If the pain is believed to be due to a mild acute attack, with no vomiting

  • Medication is stopped
  • Urine specimens sent to the laboratory for the determination of ALA, PBG and porphyrins
  • The patient is given symptomatic treatment with paracetamol-codeine compound for pain
  • And is told to ensure an adequate intake of oral fluids and carbohydrates
  • And is carefully monitored to ensure that symptoms settle promptly.
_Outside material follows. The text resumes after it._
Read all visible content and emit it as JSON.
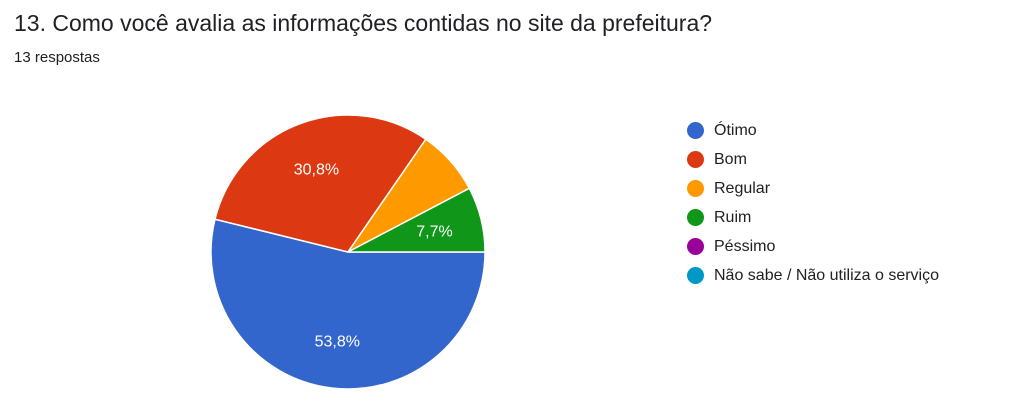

If the patient has symptoms of a more severe attack, is vomiting or fails to improve promptly

Under no circumstances should the patient take antispasmodics such as hyoscine butylbromide (Buscopan) etc., as this may very well precipitate an acute attack. These measures are usually sufficient for the episode to pass on in 1-2 days.

Two Important Caveats

  1. Never forget that the abdominal pain of porphyria is not associated with peritonism. The absence of abdominal tenderness, guarding, rigidity or rebound tenderness is typical of acute porphyria, and does not imply that the patient is simulating illness.
     
  2. Pethidine addiction is almost unheard of among our porphyrics. I am aware of just one patient (whose VP is in fact inactive) in South Africa who manifests true pethidine-seeking behaviour. Characteristic behaviour among many patients is to demand pethidine repeatedly during their admission, often with sudden improvement immediately thereafter, only to cry for pethidine again within a short time. Yet, as soon as the acute attack settles, all demands for pethidine cease and the patients are discharged. This is totally incompatible with any definition of opiate dependence, and proves that the opiate requirement is genuinely in response to pain. Unfortunately many doctors and nurses with no experience of porphyria fail to realise this, and resort too easily to labels such as "pethidine dependence".